When:
Wednesday, May 15, 2024
12:30 PM - 2:00 PM CT
Where:
Online
Webcast Link
Audience: Faculty/Staff - Student - Public - Post Docs/Docs - Graduate Students
Cost: Free
Contact:
Alicen Collum
(847) 467-2359
Group: Keyman Modern Turkish Studies (Northwestern Buffett)
Category: Academic, Lectures & Meetings, Multicultural & Diversity, Environment & Sustainability
Join KMTS and Postdoctoral Fellow, Ekin Kurtiç on May 15, 2024 from 12:30- 2:00PM CST for "Dams as More-than-technical Infrastructures," part of our Unruly Ecologies series!
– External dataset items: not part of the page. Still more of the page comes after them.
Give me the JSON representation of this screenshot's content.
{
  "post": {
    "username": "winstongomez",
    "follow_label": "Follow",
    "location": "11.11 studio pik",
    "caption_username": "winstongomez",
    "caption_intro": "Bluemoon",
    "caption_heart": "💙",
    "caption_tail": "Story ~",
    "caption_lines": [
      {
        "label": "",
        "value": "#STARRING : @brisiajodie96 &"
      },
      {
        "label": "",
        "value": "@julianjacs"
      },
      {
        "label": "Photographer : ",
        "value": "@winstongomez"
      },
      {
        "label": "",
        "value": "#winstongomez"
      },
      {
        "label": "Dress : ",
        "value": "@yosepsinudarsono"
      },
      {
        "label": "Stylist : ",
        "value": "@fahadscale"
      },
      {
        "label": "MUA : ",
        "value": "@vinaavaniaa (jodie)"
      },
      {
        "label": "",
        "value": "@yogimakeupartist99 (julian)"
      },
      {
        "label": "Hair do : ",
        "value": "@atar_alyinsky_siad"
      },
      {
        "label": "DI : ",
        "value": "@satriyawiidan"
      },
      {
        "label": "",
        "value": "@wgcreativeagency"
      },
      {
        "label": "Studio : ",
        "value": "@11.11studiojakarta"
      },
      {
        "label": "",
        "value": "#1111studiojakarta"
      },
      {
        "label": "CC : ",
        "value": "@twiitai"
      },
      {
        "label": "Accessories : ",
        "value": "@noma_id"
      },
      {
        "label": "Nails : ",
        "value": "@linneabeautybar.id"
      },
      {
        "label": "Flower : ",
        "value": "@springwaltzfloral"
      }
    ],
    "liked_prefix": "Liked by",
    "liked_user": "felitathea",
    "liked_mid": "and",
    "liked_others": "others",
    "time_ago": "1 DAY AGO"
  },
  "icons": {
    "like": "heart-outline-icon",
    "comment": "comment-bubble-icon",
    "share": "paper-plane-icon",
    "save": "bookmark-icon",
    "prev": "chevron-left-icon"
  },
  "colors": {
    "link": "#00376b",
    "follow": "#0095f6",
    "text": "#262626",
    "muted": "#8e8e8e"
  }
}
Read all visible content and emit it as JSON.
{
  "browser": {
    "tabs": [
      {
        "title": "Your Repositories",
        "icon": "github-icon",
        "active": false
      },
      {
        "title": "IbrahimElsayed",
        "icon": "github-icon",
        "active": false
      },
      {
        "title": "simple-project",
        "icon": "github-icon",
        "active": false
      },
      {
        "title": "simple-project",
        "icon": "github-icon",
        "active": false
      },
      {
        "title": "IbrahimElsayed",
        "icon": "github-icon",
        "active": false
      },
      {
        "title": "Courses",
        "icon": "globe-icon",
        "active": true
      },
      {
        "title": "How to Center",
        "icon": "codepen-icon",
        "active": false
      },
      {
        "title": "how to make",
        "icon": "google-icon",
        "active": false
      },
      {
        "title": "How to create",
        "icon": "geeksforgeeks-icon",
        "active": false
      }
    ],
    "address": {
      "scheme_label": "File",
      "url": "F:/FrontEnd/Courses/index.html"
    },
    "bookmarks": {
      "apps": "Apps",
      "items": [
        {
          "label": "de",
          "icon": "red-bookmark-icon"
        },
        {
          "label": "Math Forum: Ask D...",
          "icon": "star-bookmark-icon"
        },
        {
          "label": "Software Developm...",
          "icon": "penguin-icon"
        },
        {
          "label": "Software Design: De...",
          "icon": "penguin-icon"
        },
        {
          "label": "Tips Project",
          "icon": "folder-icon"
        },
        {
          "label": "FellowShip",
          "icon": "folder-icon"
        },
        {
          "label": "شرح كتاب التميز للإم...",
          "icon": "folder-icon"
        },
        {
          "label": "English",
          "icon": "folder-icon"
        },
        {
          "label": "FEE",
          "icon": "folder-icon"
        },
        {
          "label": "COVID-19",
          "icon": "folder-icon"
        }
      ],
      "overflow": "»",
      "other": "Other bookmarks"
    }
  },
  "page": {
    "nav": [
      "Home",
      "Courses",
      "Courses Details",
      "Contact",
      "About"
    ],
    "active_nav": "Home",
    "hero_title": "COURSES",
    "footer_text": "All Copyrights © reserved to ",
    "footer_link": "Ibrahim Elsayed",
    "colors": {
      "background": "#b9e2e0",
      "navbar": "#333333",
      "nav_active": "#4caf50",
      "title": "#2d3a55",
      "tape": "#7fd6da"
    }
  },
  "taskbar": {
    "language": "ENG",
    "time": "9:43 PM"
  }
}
Ekin Kurtiç is a sociocultural anthropologist whose research is at the intersection of political anthropology, infrastructure studies, political ecology, and environmental history. She is the 2022-2024 Keyman Modern Turkish Studies Postdoctoral Fellow at Northwestern University. This talk will draw on her book manuscript in progress, titled Sedimented Landscapes: Building Dams, Restoring Ecologies in Turkey, which critically examines state-led projects of restoring and salvaging nature in the process of large dam building. The central question that runs through the book is the following: How does nature restoration come to matter in the process of large dam construction, which materially and figuratively submerges socio-natural landscapes? In this talk, Kurtiç will offer an ethnographic examination of one such state-led nature restoration projects, namely Çoruh Watershed Rehabilitation Project conducted by foresters and villagers in the uplands to protect the dams from the detrimental impacts of soil sedimentation.